Willibrordus Surendra Broto Rendra, atau yang akrab disapa WS Rendra, adalah salah satu pilar sastra Indonesia yang suaranya begitu lantang dan tak lekang dimakan waktu. Karya-karyanya, terutama yang terangkum dalam berbagai antologi puisi, bukan sekadar rangkaian kata indah, melainkan cerminan tajam kondisi sosial, politik, dan kemanusiaan di tanah air. Membaca antologi puisi Rendra adalah memasuki arena pertempuran gagasan, di mana keindahan bahasa berpadu dengan keberanian moral.

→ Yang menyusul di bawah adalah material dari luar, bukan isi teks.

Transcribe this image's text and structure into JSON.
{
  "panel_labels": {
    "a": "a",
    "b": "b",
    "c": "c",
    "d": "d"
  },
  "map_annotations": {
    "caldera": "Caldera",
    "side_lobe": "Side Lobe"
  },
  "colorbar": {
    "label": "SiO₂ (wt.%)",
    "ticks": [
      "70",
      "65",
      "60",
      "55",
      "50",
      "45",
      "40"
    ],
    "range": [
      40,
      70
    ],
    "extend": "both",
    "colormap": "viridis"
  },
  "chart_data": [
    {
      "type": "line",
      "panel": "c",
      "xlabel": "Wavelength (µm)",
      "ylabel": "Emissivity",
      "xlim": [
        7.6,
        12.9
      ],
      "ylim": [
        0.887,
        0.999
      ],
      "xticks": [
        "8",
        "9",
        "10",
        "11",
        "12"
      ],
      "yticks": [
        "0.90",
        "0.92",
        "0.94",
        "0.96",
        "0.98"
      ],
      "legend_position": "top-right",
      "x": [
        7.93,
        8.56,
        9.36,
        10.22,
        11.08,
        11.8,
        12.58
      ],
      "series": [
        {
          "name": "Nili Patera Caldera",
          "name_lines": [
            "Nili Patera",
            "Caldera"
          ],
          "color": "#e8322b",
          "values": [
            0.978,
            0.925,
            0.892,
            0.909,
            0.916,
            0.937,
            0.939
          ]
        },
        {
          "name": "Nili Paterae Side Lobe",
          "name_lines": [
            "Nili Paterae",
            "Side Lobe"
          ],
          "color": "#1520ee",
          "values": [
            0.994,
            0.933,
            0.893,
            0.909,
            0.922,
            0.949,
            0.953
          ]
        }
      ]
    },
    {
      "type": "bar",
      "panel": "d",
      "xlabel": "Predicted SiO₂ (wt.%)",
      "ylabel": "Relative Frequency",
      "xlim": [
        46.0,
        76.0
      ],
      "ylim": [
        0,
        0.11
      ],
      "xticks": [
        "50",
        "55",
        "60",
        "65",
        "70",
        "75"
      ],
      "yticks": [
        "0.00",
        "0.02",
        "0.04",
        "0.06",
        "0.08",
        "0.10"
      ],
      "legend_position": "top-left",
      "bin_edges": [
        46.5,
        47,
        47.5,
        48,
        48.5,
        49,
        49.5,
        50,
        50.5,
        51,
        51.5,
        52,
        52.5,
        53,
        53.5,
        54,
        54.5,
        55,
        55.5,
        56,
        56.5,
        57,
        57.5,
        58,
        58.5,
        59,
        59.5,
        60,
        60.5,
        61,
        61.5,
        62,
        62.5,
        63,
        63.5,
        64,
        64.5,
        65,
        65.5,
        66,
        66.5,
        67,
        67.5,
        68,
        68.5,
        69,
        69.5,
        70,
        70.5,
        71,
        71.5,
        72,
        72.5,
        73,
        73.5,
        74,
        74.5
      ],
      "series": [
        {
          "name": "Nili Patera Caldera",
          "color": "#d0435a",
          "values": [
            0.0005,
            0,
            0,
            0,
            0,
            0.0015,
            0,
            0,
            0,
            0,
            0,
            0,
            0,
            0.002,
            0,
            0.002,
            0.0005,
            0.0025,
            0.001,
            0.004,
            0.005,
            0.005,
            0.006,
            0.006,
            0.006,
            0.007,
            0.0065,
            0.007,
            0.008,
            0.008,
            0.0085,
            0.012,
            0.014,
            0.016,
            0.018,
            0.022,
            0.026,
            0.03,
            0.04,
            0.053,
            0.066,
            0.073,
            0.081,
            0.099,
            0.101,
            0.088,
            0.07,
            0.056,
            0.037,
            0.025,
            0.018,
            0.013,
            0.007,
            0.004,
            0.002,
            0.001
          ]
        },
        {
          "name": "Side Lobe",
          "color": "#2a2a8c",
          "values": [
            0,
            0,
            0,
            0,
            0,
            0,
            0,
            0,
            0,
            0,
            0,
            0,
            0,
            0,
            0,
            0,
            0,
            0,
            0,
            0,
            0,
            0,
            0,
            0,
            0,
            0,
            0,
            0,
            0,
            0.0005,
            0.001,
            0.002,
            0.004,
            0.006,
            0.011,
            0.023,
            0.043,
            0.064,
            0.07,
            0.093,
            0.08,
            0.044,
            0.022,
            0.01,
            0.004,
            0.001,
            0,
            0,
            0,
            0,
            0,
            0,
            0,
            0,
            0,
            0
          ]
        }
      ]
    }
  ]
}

Antologi puisi Rendra seringkali menjadi jendela menuju gejolak batin sang penyair dalam menghadapi ketidakadilan. Dari periode awal yang masih dipengaruhi oleh lirisitas puitis, hingga fase pertengahan dan akhir yang semakin eksplisit dalam kritik sosial, Rendra menunjukkan evolusi luar biasa. Kumpulan karyanya memuat spektrum emosi yang luas—mulai dari romantisme mendalam dalam puisi cinta, hingga teriakan protes yang mengguncang nurani pembaca.
Setiap antologi yang diterbitkan Rendra memiliki ciri khasnya sendiri. Misalnya, karya-karya awal seringkali menampilkan tema-tema eksistensialisme dan pergulatan individu, seperti yang dapat ditemukan dalam semangat puisinya yang awal. Namun, seiring perkembangan situasi politik di Indonesia, antologinya bertransformasi menjadi medium perlawanan. Puisi-puisi yang lahir pada masa-masa penuh tekanan politik menjadi ikonik; mereka dicetak dalam benak publik sebagai "puisi protes" yang otentik.
Hal yang membuat antologi WS Rendra selalu relevan adalah kemampuannya untuk mengangkat isu universal melalui lensa lokal. Ia mahir menggunakan metafora dan simbol-simbol kebudayaan Jawa, namun pesan yang disampaikannya selalu menusuk inti persoalan kemanusiaan: penindasan, korupsi, hilangnya nurani, dan kegagalan kekuasaan. Pembaca modern, meskipun tidak mengalami langsung konteks historis tertentu, tetap dapat merasakan denyut nadi kemarahan dan kepedihan yang ia sampaikan.
Keunggulan Rendra tidak hanya terletak pada keberanian pesannya, tetapi juga pada penguasaan teknik berbahasa. Dalam antologi-antologinya, kita bisa menyaksikan bagaimana ia bermain dengan irama, diksi, dan struktur kalimat. Kadang ia menggunakan bahasa yang lugas dan hampir vulgar untuk menunjukkan kejijikan terhadap kemunafikan, di lain waktu ia membangun diksi yang megah dan dramatis yang mengingatkan pada tradisi teater. Gaya puitisnya yang teatrikal ini seringkali membuat puisinya terasa hidup, seolah sedang dipentaskan di hadapan pembaca.
Antologi puisi Rendra memaksa kita untuk berhenti sejenak dari hiruk pikuk rutinitas dan mempertanyakan apa yang sedang terjadi di sekitar kita. Ia bukan penyair yang menawarkan pelarian, melainkan penyair yang menuntut keterlibatan. Dari "Balada Orang Binatang" hingga karya-karya yang lebih personal, warisan sastra Rendra dalam bentuk antologi tetap menjadi bacaan wajib bagi siapa pun yang ingin memahami denyut nadi bangsa melalui bahasa puitis yang penuh gairah.
Meskipun konteks sosial dan politik terus berubah, inti kritik Rendra—yaitu pentingnya menjaga integritas dan kemanusiaan—tetap relevan. Antologi puisinya menjadi catatan sejarah puitis sekaligus kompas moral. Setiap kali sebuah antologi Rendra dibaca ulang, selalu ada lapisan makna baru yang terbuka, menegaskan posisinya sebagai maestro kata yang suaranya, meski kini hanya tinggal gema, masih terlalu penting untuk diabaikan.